Malos tiempos para el islam político

Además de la Franja de Gaza, existen tres países gobernados por el islam político, aunque sea un islam político de distintas gradaciones y de apariencias distintas: Qatar, Turquía e Irán.

Irán es un caso especial. El imán Jomeini, fundador de la república islámica, ya dijo en su momento, comentando un libro de Sayyed Qutb, el ideólogo egipcio del islam político ejecutado por Naser en 1966, que el islam es necesariamente político o, en otras palabras, que no existe un islam apolítico.

El islam es, en ese sentido, una religión muy distinta al cristianismo, donde religión y política deberían ir separados. La máxima de Jesús de dar al César lo que es del César y a Dios lo que es de Dios, no congenia con el islam.

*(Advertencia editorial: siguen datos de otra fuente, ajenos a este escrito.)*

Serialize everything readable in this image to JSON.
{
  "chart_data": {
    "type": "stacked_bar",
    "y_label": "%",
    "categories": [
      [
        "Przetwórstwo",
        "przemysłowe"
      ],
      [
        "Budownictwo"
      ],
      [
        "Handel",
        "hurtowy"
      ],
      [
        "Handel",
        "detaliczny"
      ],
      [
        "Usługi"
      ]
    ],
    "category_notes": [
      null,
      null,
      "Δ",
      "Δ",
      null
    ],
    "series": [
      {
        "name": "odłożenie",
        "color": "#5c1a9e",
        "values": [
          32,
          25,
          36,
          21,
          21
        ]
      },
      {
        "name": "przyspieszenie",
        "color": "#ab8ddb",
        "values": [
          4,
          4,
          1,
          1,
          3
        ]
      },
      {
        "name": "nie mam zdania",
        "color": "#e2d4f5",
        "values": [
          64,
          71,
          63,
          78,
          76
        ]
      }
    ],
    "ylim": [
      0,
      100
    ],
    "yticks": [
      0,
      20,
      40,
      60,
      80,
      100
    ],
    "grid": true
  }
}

Por encima de todo, el islam es una religión práctica, como destacó Qutb, una religión que guía tanto la vida privada de sus fieles como su vida pública, incluida la vida política. Renunciar a ello sería renunciar al islam, como dijo Jomeini.

Los tres países mencionados, Irán Turquía y Qatar, y también la Franja de Gaza, tienen una cosa en común en estos días: todos ellos sufren un feroz boicot por parte de sus vecinos o de las potencias occidentales.

Es el caso de Qatar, aislado por Arabia Saudí y sus aliados; o el caso de Irán, bloqueado por Estados Unidos; o el de Turquía, también aislado por el presidente Donald Trump; o la Franja de Gaza, aislada no solo por Israel y por Egipto, sino también por Estados Unidos y Europa.

Desde la desaparición de la Unión Soviética, Occidente se ha centrado en crear un enemigo con el islam, y más concretamente con el islam político, donde quiera que se dé este fenómeno.

Si antes eso era solo una prioridad de Israel, ahora lo es de todo Occidente. Estamos en un mundo que necesita enemigos para avanzar, como es el caso del mundo occidental, y que ha encontrado la máxima expresión de esa enemistad en el islam político.

La actitud de Europa es distinta de la de Estados Unidos en algunos aspectos, pero Europa carece de una política clara debido a la división que existen en sus filas.

Puede añadirse que Turquía, Irán, Qatar y la Franja de Gaza son en mayor o menor grado enemigos de un Occidente por considerarlo falso e hipócrita.

El único país que se opone frontalmente a esas cuatro entidades es Israel.